More success stories from How I Made It »

Don’t think you take an architect out of the work — that’s what keeps the heart beating.

— Wendy Rogers

Finding passion

Rogers said she has a soft spot for the education-based projects she’s worked on. Though she’s been a part of so many projects, one of the most memorable for her was Sage Hill School, an independent high school, in Orange County.

“It was about five core people trying to establish the first independent school in Orange County,” Rogers said. “They just had an empty plot of land, and we were trying to envision a school and what the school could be.”

She found the clients’ passion to be one of the most inspiring aspects of the job. They were able to create a multi-level campus terraced into the hill with classrooms that open up to courtyards.

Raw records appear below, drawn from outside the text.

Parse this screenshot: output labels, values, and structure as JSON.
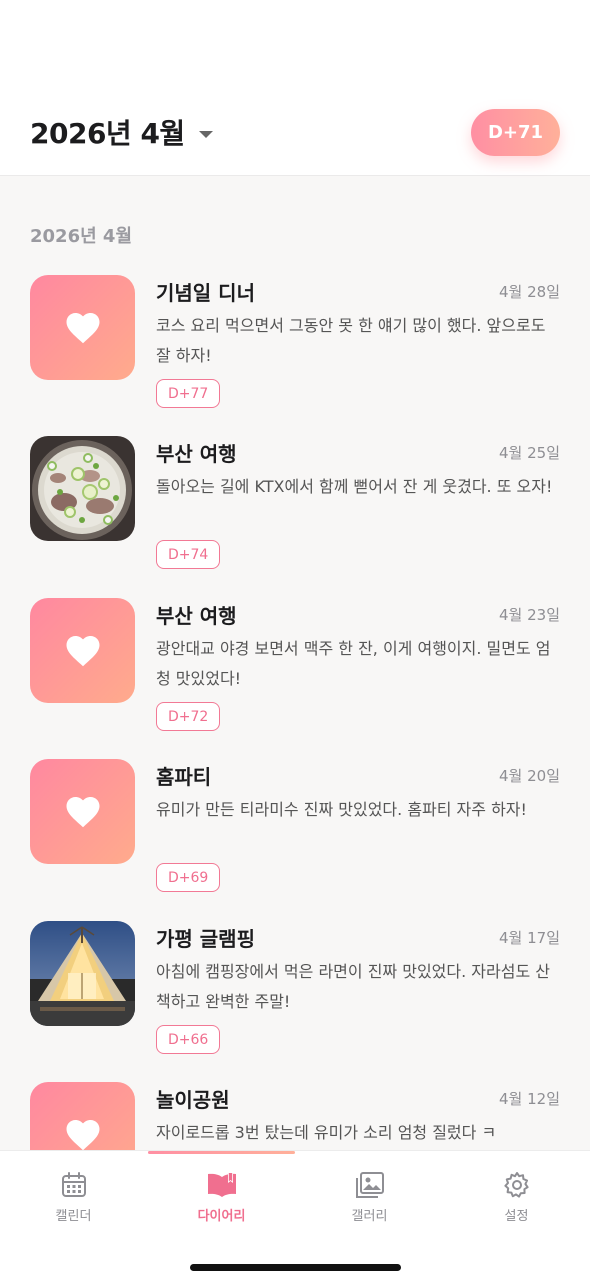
{
  "header": {
    "month_label": "2026년 4월",
    "dday_badge": "D+71"
  },
  "section": {
    "title": "2026년 4월"
  },
  "entries": [
    {
      "title": "기념일 디너",
      "date": "4월 28일",
      "body": "코스 요리 먹으면서 그동안 못 한 얘기 많이 했다. 앞으로도 잘 하자!",
      "tag": "D+77",
      "thumb": "heart-icon"
    },
    {
      "title": "부산 여행",
      "date": "4월 25일",
      "body": "돌아오는 길에 KTX에서 함께 뻗어서 잔 게 웃겼다. 또 오자!",
      "tag": "D+74",
      "thumb": "soup-photo"
    },
    {
      "title": "부산 여행",
      "date": "4월 23일",
      "body": "광안대교 야경 보면서 맥주 한 잔, 이게 여행이지. 밀면도 엄청 맛있었다!",
      "tag": "D+72",
      "thumb": "heart-icon"
    },
    {
      "title": "홈파티",
      "date": "4월 20일",
      "body": "유미가 만든 티라미수 진짜 맛있었다. 홈파티 자주 하자!",
      "tag": "D+69",
      "thumb": "heart-icon"
    },
    {
      "title": "가평 글램핑",
      "date": "4월 17일",
      "body": "아침에 캠핑장에서 먹은 라면이 진짜 맛있었다. 자라섬도 산책하고 완벽한 주말!",
      "tag": "D+66",
      "thumb": "glamping-photo"
    },
    {
      "title": "놀이공원",
      "date": "4월 12일",
      "body": "자이로드롭 3번 탔는데 유미가 소리 엄청 질렀다 ㅋ",
      "tag": "",
      "thumb": "heart-icon"
    }
  ],
  "tabs": [
    {
      "label": "캘린더",
      "icon": "calendar-icon"
    },
    {
      "label": "다이어리",
      "icon": "book-icon",
      "active": true
    },
    {
      "label": "갤러리",
      "icon": "gallery-icon"
    },
    {
      "label": "설정",
      "icon": "gear-icon"
    }
  ],
  "colors": {
    "accent": "#f06f8f",
    "gradient_start": "#ff8fa3",
    "gradient_end": "#ffb09a"
  }
}
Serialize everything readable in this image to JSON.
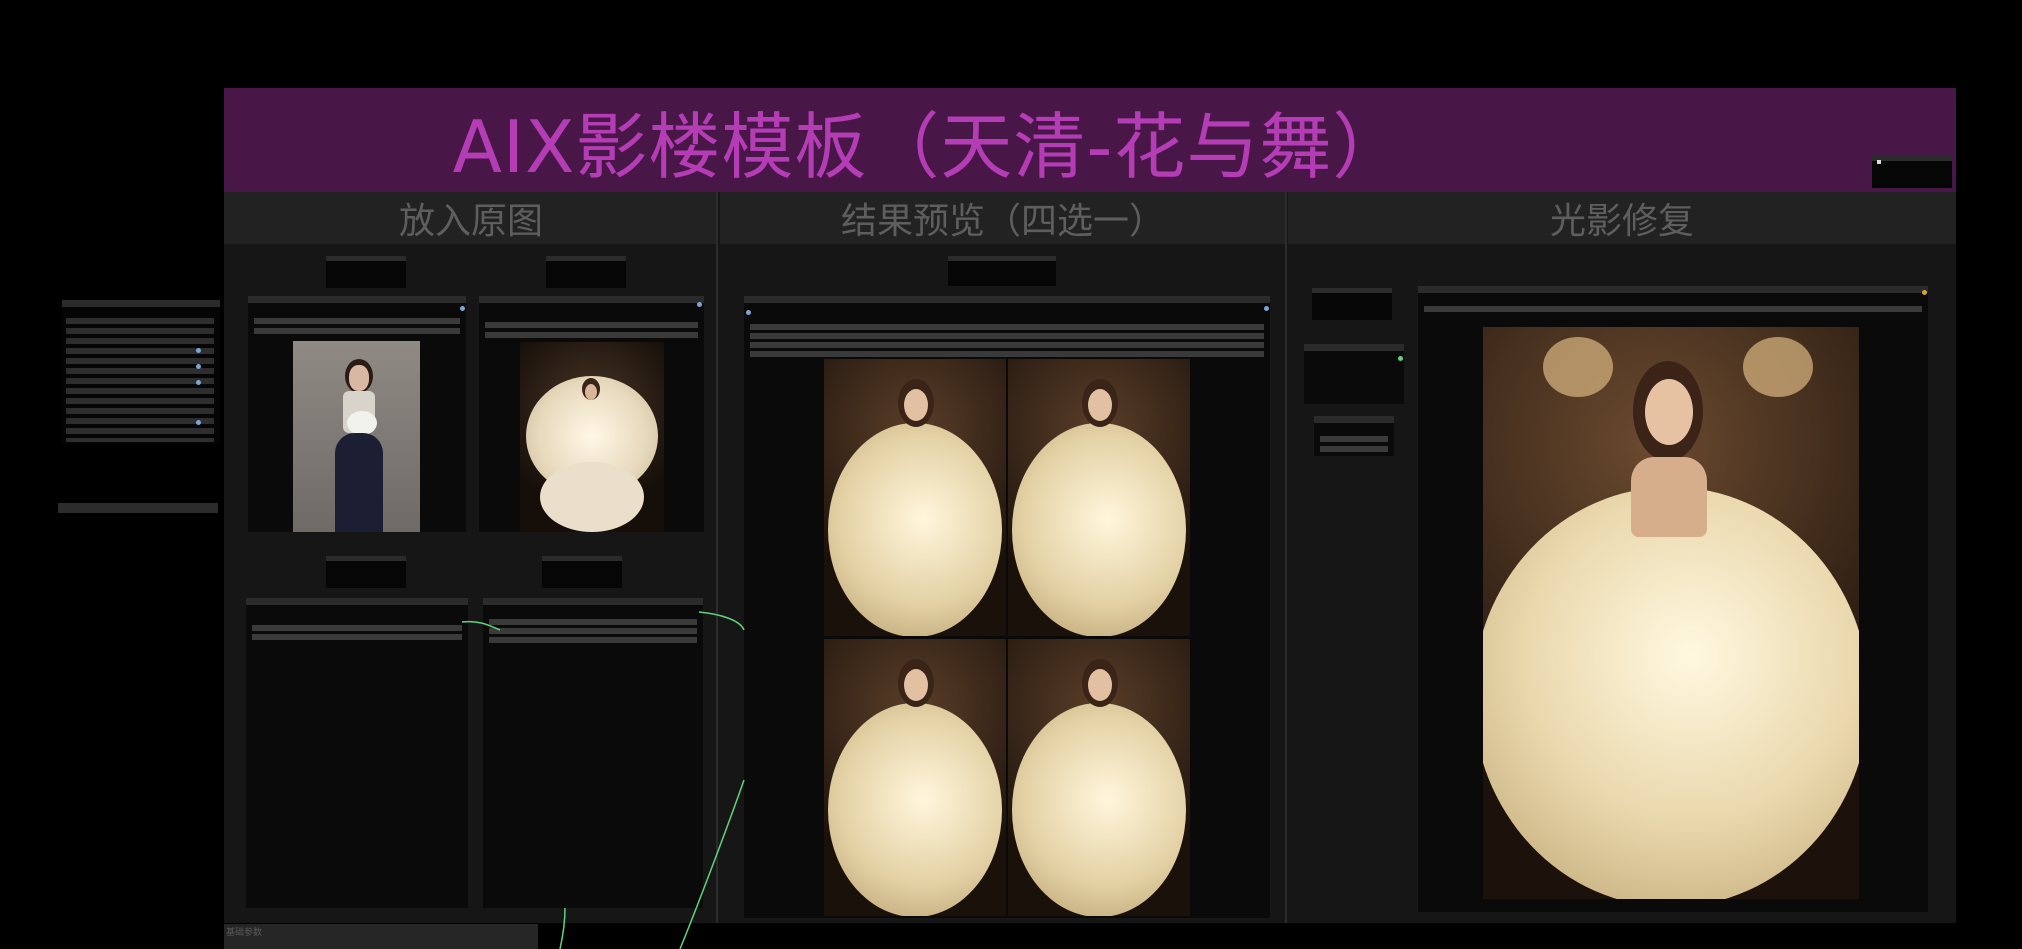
{
  "group": {
    "title": "AIX影楼模板（天清-花与舞）"
  },
  "sections": [
    {
      "key": "input",
      "label": "放入原图"
    },
    {
      "key": "preview",
      "label": "结果预览（四选一）"
    },
    {
      "key": "relight",
      "label": "光影修复"
    }
  ],
  "footer": {
    "params_label": "基础参数"
  },
  "images": {
    "original_photo": "original-photo",
    "reference_template": "reference-template",
    "preview_grid": "preview-grid",
    "relight_result": "relight-result"
  },
  "colors": {
    "title_bar": "#491747",
    "title_text": "#b43db5",
    "canvas_bg": "#000000",
    "group_bg": "#161616",
    "link_green": "#5fd37e"
  }
}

“Those are the most amazing projects, when you have that kind of level of care,” Rogers said. “It’s an amazing profession to be a part of … to be able to make a difference in people’s lives, it makes the whole process more meaningful.”

In this 1999 photo, Wendy Rogers, then a project architect at LPA, holds up a model of a portion of the Sage Hill private school that her team designed. ( Kevin P. Casey / Los Angeles Times)

Looking Ahead

Rogers hopes to continue the legacy her predecessor at LPA, Robert Kupper, left in his 30-year tenure as chief executive.

“My job is continue to let the talent here do their best work and give them the resources they need to do their best work,” Rogers said. “I believe our creative and collaborative process is different and that culture that we’ve established here is something I have to fiercely protect.”

But even with more administrative duties, Rogers plans to stay involved with the design process.

“Don’t think you take an architect out of the work — that’s what keeps the heart beating,” she said. “I hope to always have a foot in projects.”

Advice

“Most importantly you have to be open and listen. You never know what you’ll learn when you’re receptive to everything.”

Personal

Rogers lives in Anaheim Hills with her husband — also an architect — and three dogs. She and her husband have two children, a junior at the University of Oregon and one who just graduated.